Description of output files from ScanFold Webserver. There are 15 output files available in the “Download All Results” zip folder. Users can load 11 of these, marked “Y” in the IGV column, directly into the IGV desktop app (tested for versions 2.5.3 to 2.61). Bolded file extension denote files which are also available for individual download.

File extension	IGV	Description
.scan-out.tsv		Raw output of ScanFold-Scan. Traditional scanning window output, showing all metrics calculated per window including MFE, z-score, p-value, dot-bracket structure, and centroid structure.
.mfe.wig	Y
.ed.wig	Y	These are “wig” format files corresponding to values from the ScanFold-Scan ouput.
.zscore.wig	Y
.pvalue.wig	Y
.bp	Y	IGV base pair track. The “.bp” format describes the connections between nucleotides and the header contains information such as the color used to depict the arc. For proper loading in IGV, IGV must first be loaded with the “input.fa” and “.fai” files below.
.final_partners_zscore.wig	Y	This is another “wig” format file which reports the Zavg values corresponding to the arrangements depicted in the “.bp” track above.
.input.fa	Y	This is the FASTA file containing the sequence which was scanned. The header is set as the “Input Name” set be the user (Default: UserInput).
.fai	Y	This is the index file for the FASTA file above, and is used by IGV.
.−1filter.ct	Y	Structure model files showing base pair arrangments whose Zavg scores are less than the filter value stated in extension. The “CT” files are connectivity files and can be opened in programs such as VARNA, IGV, and RNAstructure.
.−2filter.ct	Y
.nofilter.ct	Y
.−2filter.dbn	Y
.final_partners.txt		This is output from ScanFold-Fold and list the “best” arrangments for each nucleotide sequence as well as the corresponding average metrics observed.
.log.txt		Raw output of ScanFold-Fold. This will give the list of all base pairs predicted for each nucleotide, the number of windows each are observed in, and the average metrics for each.

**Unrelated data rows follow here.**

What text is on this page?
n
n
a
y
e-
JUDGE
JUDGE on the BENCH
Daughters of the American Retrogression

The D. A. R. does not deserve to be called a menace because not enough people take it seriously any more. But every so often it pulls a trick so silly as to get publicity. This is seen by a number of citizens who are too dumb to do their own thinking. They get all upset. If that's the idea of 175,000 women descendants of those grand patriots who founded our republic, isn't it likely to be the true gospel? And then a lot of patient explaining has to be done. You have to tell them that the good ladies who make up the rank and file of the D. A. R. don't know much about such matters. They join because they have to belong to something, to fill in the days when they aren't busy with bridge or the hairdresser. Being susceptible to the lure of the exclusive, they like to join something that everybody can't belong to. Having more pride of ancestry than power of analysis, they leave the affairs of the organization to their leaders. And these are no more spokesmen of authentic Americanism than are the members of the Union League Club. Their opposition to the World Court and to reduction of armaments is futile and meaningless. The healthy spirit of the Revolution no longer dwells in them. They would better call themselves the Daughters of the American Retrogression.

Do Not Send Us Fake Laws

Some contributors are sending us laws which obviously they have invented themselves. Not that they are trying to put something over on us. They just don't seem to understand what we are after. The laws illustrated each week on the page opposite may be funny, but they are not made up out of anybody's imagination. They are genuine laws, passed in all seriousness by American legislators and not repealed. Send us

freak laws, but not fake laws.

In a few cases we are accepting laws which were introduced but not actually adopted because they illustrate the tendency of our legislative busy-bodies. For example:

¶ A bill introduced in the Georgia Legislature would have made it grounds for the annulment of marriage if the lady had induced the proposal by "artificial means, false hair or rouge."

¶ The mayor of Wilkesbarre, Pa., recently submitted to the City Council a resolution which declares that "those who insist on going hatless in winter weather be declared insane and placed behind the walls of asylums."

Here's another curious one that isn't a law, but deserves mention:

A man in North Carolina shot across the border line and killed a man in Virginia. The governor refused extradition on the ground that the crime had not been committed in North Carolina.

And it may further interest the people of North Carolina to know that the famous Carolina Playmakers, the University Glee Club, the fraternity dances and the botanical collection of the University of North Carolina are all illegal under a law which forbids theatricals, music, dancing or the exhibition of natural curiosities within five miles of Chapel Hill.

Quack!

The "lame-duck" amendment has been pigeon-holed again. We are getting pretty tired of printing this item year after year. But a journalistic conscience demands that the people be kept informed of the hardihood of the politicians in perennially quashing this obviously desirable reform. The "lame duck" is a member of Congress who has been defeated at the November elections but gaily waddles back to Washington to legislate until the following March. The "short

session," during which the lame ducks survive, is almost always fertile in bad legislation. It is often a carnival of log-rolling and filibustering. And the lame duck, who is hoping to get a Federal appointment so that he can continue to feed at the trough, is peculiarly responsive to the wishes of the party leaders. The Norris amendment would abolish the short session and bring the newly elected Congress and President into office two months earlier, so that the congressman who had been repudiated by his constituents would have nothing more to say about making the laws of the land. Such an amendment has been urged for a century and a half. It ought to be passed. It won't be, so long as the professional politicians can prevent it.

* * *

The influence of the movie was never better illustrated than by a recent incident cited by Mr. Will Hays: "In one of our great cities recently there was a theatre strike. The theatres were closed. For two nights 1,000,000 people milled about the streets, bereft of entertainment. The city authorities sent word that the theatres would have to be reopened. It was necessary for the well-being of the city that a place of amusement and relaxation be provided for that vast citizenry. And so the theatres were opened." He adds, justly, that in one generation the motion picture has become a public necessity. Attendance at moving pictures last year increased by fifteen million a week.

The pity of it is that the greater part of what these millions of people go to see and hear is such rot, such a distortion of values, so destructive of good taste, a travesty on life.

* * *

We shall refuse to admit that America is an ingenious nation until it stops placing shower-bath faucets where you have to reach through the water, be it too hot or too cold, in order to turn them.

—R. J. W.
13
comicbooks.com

The output from the ScanFold–Scan step (extension “.scan-out.tsv”) is a tab separated file, where each row corresponds to a window and its corresponding metrics (the MFE, z-score, p-value and ED metrics correspond to the “.wig” tracks available for download and depicted in Fig. 1d–g). The output from ScanFold–Fold consists of the lowest Z_avg base pair arrangements and their corresponding Z_avg values (Fig. 1a and 1b) as well as log files detailing the pairing partners of each nucleotide in the input sequence.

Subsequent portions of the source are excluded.